Während der fast zweistündigen Zeugenbefragung erhärtete POM Bruckner als einziger vernommener Zeuge den Verdacht immer weiter, dass sämtliche Vorwürfe von der Polizei konstruiert wurden und zudem widerrechtlich die Trennung einer minderjährigen Person von seinem Vater veranlasst zu haben. Während seiner Vernehmung verstrickte sich der Zeuge außerdem häufig in Widersprüche, die mehrmals vom Publikum scherzhaft kommentiert wurden. Einmal wollte er sogar die Aussage komplett verweigern, so dass er mehrmals vom Richter ermahnt werden musste.

Aber auch das Gericht ließ es sich nicht nehmen und verstieß mit seiner öffentlichen Anordnung vor dem Prozess, allen "unerwachsenen" Menschen den Zutritt zur Verhandlung zu verwehren, gegen die Grundsätze einer öffentlichen Verhandlung. Nach über 3,3 Stunden Verhandlung machte der sichtlich erschöpfte Richter den Vorschlag zur Einstellung des Verfahrens, dem die Staatsanwaltschaft nur kleinlaut zustimmen konnte. Beide Verfahren wurden schließlich auf Kosten der Landeskasse eingestellt, um einen möglichen Freispruch zu umgehen - in einem Fall mit Auflage zur Zahlung von 100 Euro an eine gemeinnützige Institution.

Der ebenfalls in Oldesloe verhandelte Prozess gegen Helge T. wegen angeblicher falscher Namensangabe anlässlich einer Personenkontrolle wurde am zweiten Prozesstag bereits nach 30 Minuten um eine Woche vertagt. Der Angeklagte war im November 2008 bei einem Hausbesuch der Oldesloer Staatsschutzbeamten Wackerow, Wolters und Karben mit Jan H. verwechselt worden, gegen den aufgrund seines antifaschistischen Engagements ein Beschluss zur DNA-Abgabe des Amtsgerichtes Rostock vorlag. Die Beamten merkten ihren Irrtum erst, als der Betroffene nach massiver Gewalteinwirkung vor ihnen lag. Doch anstatt dass ihnen ihr Irrtum peinlich wäre, starteten die Staatsschutzbeamten ein Ordnungswidrigkeitsverfahren wegen "falscher Namensangabe" und behaupteten einfach, sie hätten nach dem Personalausweis gefragt.

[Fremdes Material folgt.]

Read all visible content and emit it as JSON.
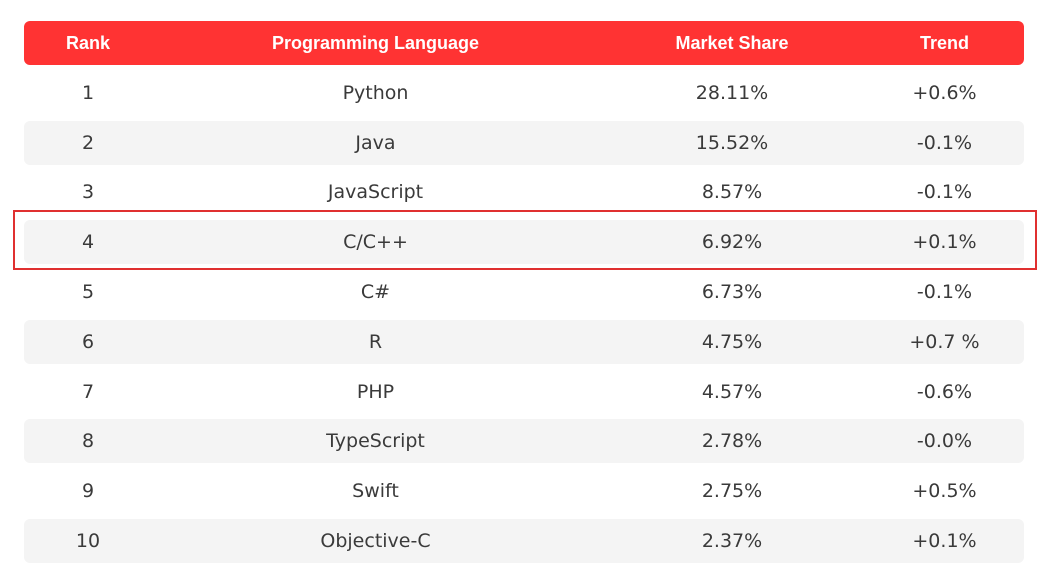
{
  "chart_data": {
    "type": "table",
    "columns": [
      "Rank",
      "Programming Language",
      "Market Share",
      "Trend"
    ],
    "rows": [
      [
        "1",
        "Python",
        "28.11%",
        "+0.6%"
      ],
      [
        "2",
        "Java",
        "15.52%",
        "-0.1%"
      ],
      [
        "3",
        "JavaScript",
        "8.57%",
        "-0.1%"
      ],
      [
        "4",
        "C/C++",
        "6.92%",
        "+0.1%"
      ],
      [
        "5",
        "C#",
        "6.73%",
        "-0.1%"
      ],
      [
        "6",
        "R",
        "4.75%",
        "+0.7 %"
      ],
      [
        "7",
        "PHP",
        "4.57%",
        "-0.6%"
      ],
      [
        "8",
        "TypeScript",
        "2.78%",
        "-0.0%"
      ],
      [
        "9",
        "Swift",
        "2.75%",
        "+0.5%"
      ],
      [
        "10",
        "Objective-C",
        "2.37%",
        "+0.1%"
      ]
    ],
    "highlighted_row_index": 3
  },
  "colors": {
    "header_bg": "#ff3333",
    "header_text": "#ffffff",
    "alt_row_bg": "#f4f4f4",
    "highlight_border": "#e03030",
    "body_text": "#3a3a3a"
  }
}
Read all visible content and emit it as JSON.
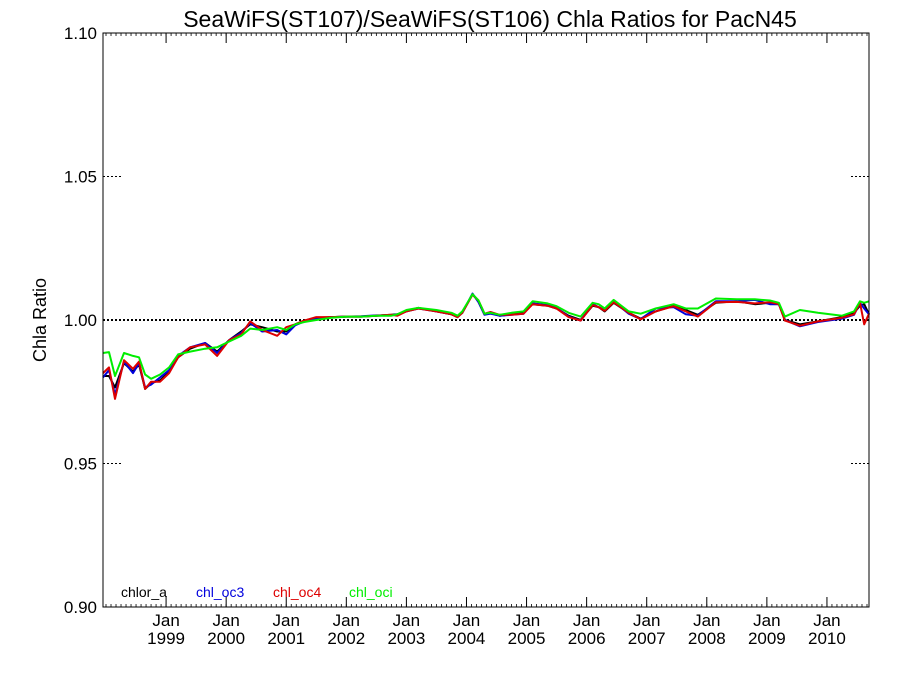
{
  "chart_data": {
    "type": "line",
    "title": "SeaWiFS(ST107)/SeaWiFS(ST106)  Chla Ratios for PacN45",
    "xlabel": "",
    "ylabel": "Chla Ratio",
    "xlim": [
      1997.95,
      2010.7
    ],
    "ylim": [
      0.9,
      1.1
    ],
    "yticks": [
      {
        "value": 0.9,
        "label": "0.90"
      },
      {
        "value": 0.95,
        "label": "0.95"
      },
      {
        "value": 1.0,
        "label": "1.00"
      },
      {
        "value": 1.05,
        "label": "1.05"
      },
      {
        "value": 1.1,
        "label": "1.10"
      }
    ],
    "xticks": [
      {
        "value": 1999.0,
        "label_top": "Jan",
        "label_bottom": "1999"
      },
      {
        "value": 2000.0,
        "label_top": "Jan",
        "label_bottom": "2000"
      },
      {
        "value": 2001.0,
        "label_top": "Jan",
        "label_bottom": "2001"
      },
      {
        "value": 2002.0,
        "label_top": "Jan",
        "label_bottom": "2002"
      },
      {
        "value": 2003.0,
        "label_top": "Jan",
        "label_bottom": "2003"
      },
      {
        "value": 2004.0,
        "label_top": "Jan",
        "label_bottom": "2004"
      },
      {
        "value": 2005.0,
        "label_top": "Jan",
        "label_bottom": "2005"
      },
      {
        "value": 2006.0,
        "label_top": "Jan",
        "label_bottom": "2006"
      },
      {
        "value": 2007.0,
        "label_top": "Jan",
        "label_bottom": "2007"
      },
      {
        "value": 2008.0,
        "label_top": "Jan",
        "label_bottom": "2008"
      },
      {
        "value": 2009.0,
        "label_top": "Jan",
        "label_bottom": "2009"
      },
      {
        "value": 2010.0,
        "label_top": "Jan",
        "label_bottom": "2010"
      }
    ],
    "reference_line": 1.0,
    "legend_placement": "bottom-left",
    "series": [
      {
        "name": "chlor_a",
        "color": "#000000",
        "x": [
          1997.95,
          1998.05,
          1998.15,
          1998.3,
          1998.45,
          1998.55,
          1998.65,
          1998.75,
          1998.9,
          1999.05,
          1999.2,
          1999.4,
          1999.65,
          1999.85,
          2000.05,
          2000.25,
          2000.4,
          2000.6,
          2000.85,
          2001.0,
          2001.15,
          2001.3,
          2001.5,
          2001.75,
          2002.0,
          2002.25,
          2002.5,
          2002.75,
          2002.85,
          2003.0,
          2003.2,
          2003.5,
          2003.75,
          2003.85,
          2003.93,
          2004.1,
          2004.2,
          2004.3,
          2004.4,
          2004.55,
          2004.75,
          2004.95,
          2005.1,
          2005.35,
          2005.5,
          2005.7,
          2005.9,
          2006.1,
          2006.2,
          2006.3,
          2006.45,
          2006.7,
          2006.9,
          2007.15,
          2007.45,
          2007.65,
          2007.85,
          2008.15,
          2008.5,
          2008.8,
          2009.05,
          2009.2,
          2009.3,
          2009.55,
          2009.85,
          2010.25,
          2010.45,
          2010.55,
          2010.62,
          2010.7
        ],
        "values": [
          0.9805,
          0.9805,
          0.9765,
          0.985,
          0.982,
          0.9845,
          0.976,
          0.978,
          0.979,
          0.982,
          0.987,
          0.99,
          0.992,
          0.989,
          0.993,
          0.996,
          0.9985,
          0.9975,
          0.996,
          0.996,
          0.9985,
          0.9998,
          1.0008,
          1.001,
          1.0012,
          1.0012,
          1.0015,
          1.0018,
          1.002,
          1.0032,
          1.0042,
          1.003,
          1.002,
          1.001,
          1.0025,
          1.009,
          1.0065,
          1.002,
          1.0025,
          1.0015,
          1.002,
          1.0025,
          1.0055,
          1.005,
          1.004,
          1.0015,
          1.0,
          1.005,
          1.0045,
          1.003,
          1.006,
          1.0025,
          1.0005,
          1.003,
          1.005,
          1.0035,
          1.0018,
          1.006,
          1.0065,
          1.0055,
          1.006,
          1.0055,
          1.0,
          0.9985,
          0.9995,
          1.001,
          1.0025,
          1.005,
          1.0055,
          1.002
        ]
      },
      {
        "name": "chl_oc3",
        "color": "#0000dd",
        "x": [
          1997.95,
          1998.05,
          1998.15,
          1998.3,
          1998.45,
          1998.55,
          1998.65,
          1998.75,
          1998.9,
          1999.05,
          1999.2,
          1999.4,
          1999.65,
          1999.85,
          2000.05,
          2000.25,
          2000.4,
          2000.6,
          2000.85,
          2001.0,
          2001.15,
          2001.3,
          2001.5,
          2001.75,
          2002.0,
          2002.25,
          2002.5,
          2002.75,
          2002.85,
          2003.0,
          2003.2,
          2003.5,
          2003.75,
          2003.85,
          2003.93,
          2004.1,
          2004.2,
          2004.3,
          2004.4,
          2004.55,
          2004.75,
          2004.95,
          2005.1,
          2005.35,
          2005.5,
          2005.7,
          2005.9,
          2006.1,
          2006.2,
          2006.3,
          2006.45,
          2006.7,
          2006.9,
          2007.15,
          2007.45,
          2007.65,
          2007.85,
          2008.15,
          2008.5,
          2008.8,
          2009.05,
          2009.2,
          2009.3,
          2009.55,
          2009.85,
          2010.25,
          2010.45,
          2010.55,
          2010.62,
          2010.7
        ],
        "values": [
          0.98,
          0.9825,
          0.974,
          0.9855,
          0.9815,
          0.985,
          0.9765,
          0.9775,
          0.98,
          0.9825,
          0.9875,
          0.9905,
          0.992,
          0.9885,
          0.993,
          0.9955,
          0.999,
          0.996,
          0.9965,
          0.995,
          0.9982,
          0.9995,
          1.0005,
          1.001,
          1.0012,
          1.0013,
          1.0016,
          1.0016,
          1.002,
          1.003,
          1.004,
          1.003,
          1.002,
          1.0012,
          1.0025,
          1.0092,
          1.0062,
          1.0018,
          1.0022,
          1.0015,
          1.0018,
          1.0022,
          1.0058,
          1.0052,
          1.0042,
          1.0012,
          0.9998,
          1.0055,
          1.0045,
          1.0035,
          1.0065,
          1.0022,
          1.0003,
          1.004,
          1.0045,
          1.002,
          1.0015,
          1.0065,
          1.0065,
          1.007,
          1.0055,
          1.0055,
          1.0,
          0.9978,
          0.9993,
          1.0005,
          1.0018,
          1.006,
          1.004,
          1.002
        ]
      },
      {
        "name": "chl_oc4",
        "color": "#dd0000",
        "x": [
          1997.95,
          1998.05,
          1998.15,
          1998.3,
          1998.45,
          1998.55,
          1998.65,
          1998.75,
          1998.9,
          1999.05,
          1999.2,
          1999.4,
          1999.65,
          1999.85,
          2000.05,
          2000.25,
          2000.4,
          2000.6,
          2000.85,
          2001.0,
          2001.15,
          2001.3,
          2001.5,
          2001.75,
          2002.0,
          2002.25,
          2002.5,
          2002.75,
          2002.85,
          2003.0,
          2003.2,
          2003.5,
          2003.75,
          2003.85,
          2003.93,
          2004.1,
          2004.2,
          2004.3,
          2004.4,
          2004.55,
          2004.75,
          2004.95,
          2005.1,
          2005.35,
          2005.5,
          2005.7,
          2005.9,
          2006.1,
          2006.2,
          2006.3,
          2006.45,
          2006.7,
          2006.9,
          2007.15,
          2007.45,
          2007.65,
          2007.85,
          2008.15,
          2008.5,
          2008.8,
          2009.05,
          2009.2,
          2009.3,
          2009.55,
          2009.85,
          2010.25,
          2010.45,
          2010.55,
          2010.62,
          2010.7
        ],
        "values": [
          0.9815,
          0.9835,
          0.9725,
          0.986,
          0.983,
          0.9855,
          0.976,
          0.9785,
          0.9785,
          0.9815,
          0.987,
          0.9905,
          0.9915,
          0.9875,
          0.993,
          0.995,
          0.9995,
          0.9965,
          0.9945,
          0.9975,
          0.9985,
          0.9998,
          1.001,
          1.001,
          1.0012,
          1.0012,
          1.0015,
          1.0018,
          1.0015,
          1.003,
          1.004,
          1.003,
          1.002,
          1.001,
          1.0025,
          1.0088,
          1.0068,
          1.0022,
          1.0028,
          1.0018,
          1.0018,
          1.0022,
          1.0055,
          1.005,
          1.004,
          1.001,
          0.9998,
          1.0052,
          1.0045,
          1.0032,
          1.0062,
          1.0025,
          1.0002,
          1.003,
          1.0048,
          1.003,
          1.0012,
          1.0062,
          1.0063,
          1.0058,
          1.0062,
          1.0055,
          0.9998,
          0.998,
          0.9995,
          1.0008,
          1.002,
          1.006,
          0.9985,
          1.0022
        ]
      },
      {
        "name": "chl_oci",
        "color": "#00ee00",
        "x": [
          1997.95,
          1998.05,
          1998.15,
          1998.3,
          1998.45,
          1998.55,
          1998.65,
          1998.75,
          1998.9,
          1999.05,
          1999.2,
          1999.4,
          1999.65,
          1999.85,
          2000.05,
          2000.25,
          2000.4,
          2000.6,
          2000.85,
          2001.0,
          2001.15,
          2001.3,
          2001.5,
          2001.75,
          2002.0,
          2002.25,
          2002.5,
          2002.75,
          2002.85,
          2003.0,
          2003.2,
          2003.5,
          2003.75,
          2003.85,
          2003.93,
          2004.1,
          2004.2,
          2004.3,
          2004.4,
          2004.55,
          2004.75,
          2004.95,
          2005.1,
          2005.35,
          2005.5,
          2005.7,
          2005.9,
          2006.1,
          2006.2,
          2006.3,
          2006.45,
          2006.7,
          2006.9,
          2007.15,
          2007.45,
          2007.65,
          2007.85,
          2008.15,
          2008.5,
          2008.8,
          2009.05,
          2009.2,
          2009.3,
          2009.55,
          2009.85,
          2010.25,
          2010.45,
          2010.55,
          2010.62,
          2010.7
        ],
        "values": [
          0.9885,
          0.9888,
          0.9805,
          0.9885,
          0.9875,
          0.987,
          0.981,
          0.9795,
          0.981,
          0.9835,
          0.988,
          0.989,
          0.99,
          0.9905,
          0.9925,
          0.9945,
          0.997,
          0.9965,
          0.9975,
          0.9965,
          0.9985,
          0.9993,
          1.0,
          1.0008,
          1.0012,
          1.0012,
          1.0015,
          1.0015,
          1.002,
          1.0035,
          1.0042,
          1.0035,
          1.0025,
          1.0015,
          1.003,
          1.009,
          1.0068,
          1.0022,
          1.0025,
          1.0018,
          1.0025,
          1.003,
          1.0065,
          1.0058,
          1.0048,
          1.0025,
          1.0012,
          1.006,
          1.0055,
          1.004,
          1.007,
          1.003,
          1.0022,
          1.004,
          1.0055,
          1.004,
          1.004,
          1.0075,
          1.0072,
          1.0072,
          1.0068,
          1.006,
          1.0012,
          1.0035,
          1.0025,
          1.0015,
          1.003,
          1.0065,
          1.006,
          1.0065
        ]
      }
    ]
  }
}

Zur Einschüchterung des Angeklagten und der Zuschauer war erneut eine "Mobile Einsatzgruppe Justiz" ("Justizpolizei") zu den Einlasskontrollen abgestellt. Dabei ist die MEG dabei durch sexuelle Grenzüberschreitungen und hyperautoritäres Verhalten aufgefallen und wollte sogar anfänglich den Angeklagten den Zutritt zum Prozess verwehren. So waren auch im Verhandlungssaal stets zwei mit Schlagstöcken bewaffnete JustizbeamtInnen anwesend.

Da der Richter versuchte, dem Angeklagten das Recht, Anträge zu den die Öffentlichkeit ausschließenden Kontrollen und dem unakzeptablen Verhalten des MEGs zu stellen und persönliche Erklärungen abzugeben, kam es schon in den ersten Minuten des Prozesses zu heftigen verbalen Auseinandersetzungen zwischen Helge T., und dem Richter. Helge T. setzte schließlich eine Pause zum Stellen eines Befangenheitsantrages durch, der zur Vertagung des Prozesses führte.

Der dritte Prozesstag begann damit, dass der Richter dem Angeklagten einen Beschluss einer anderen Richterin bezüglich des Befangenheitsantrags, der den letzten Prozesstag gesprengt hatte, überreichte. Helge T. las in einer persönlichen Stellungnahme u.a. einen Abschnitt vor, indem durch das Gericht behauptet wurde, dass es kein Grund für die Annahme einer Befangenheit des Richter sei, wenn dieser Anträge des Angeklagten als "Frechheit" oder "albern" bezeichnen würde, wenn dies aus den konkreten Umständen verständlich sei.

Dies führte dazu, dass sich im Laufe der Verhandlung jegliche Frechheit, die sich das Gericht oder die Beamten erlaubten, als "albern", "Frechheit" oder "alberne Frechheit" bezeichnen ließ, ohne dass der Richter dagegen einschritt.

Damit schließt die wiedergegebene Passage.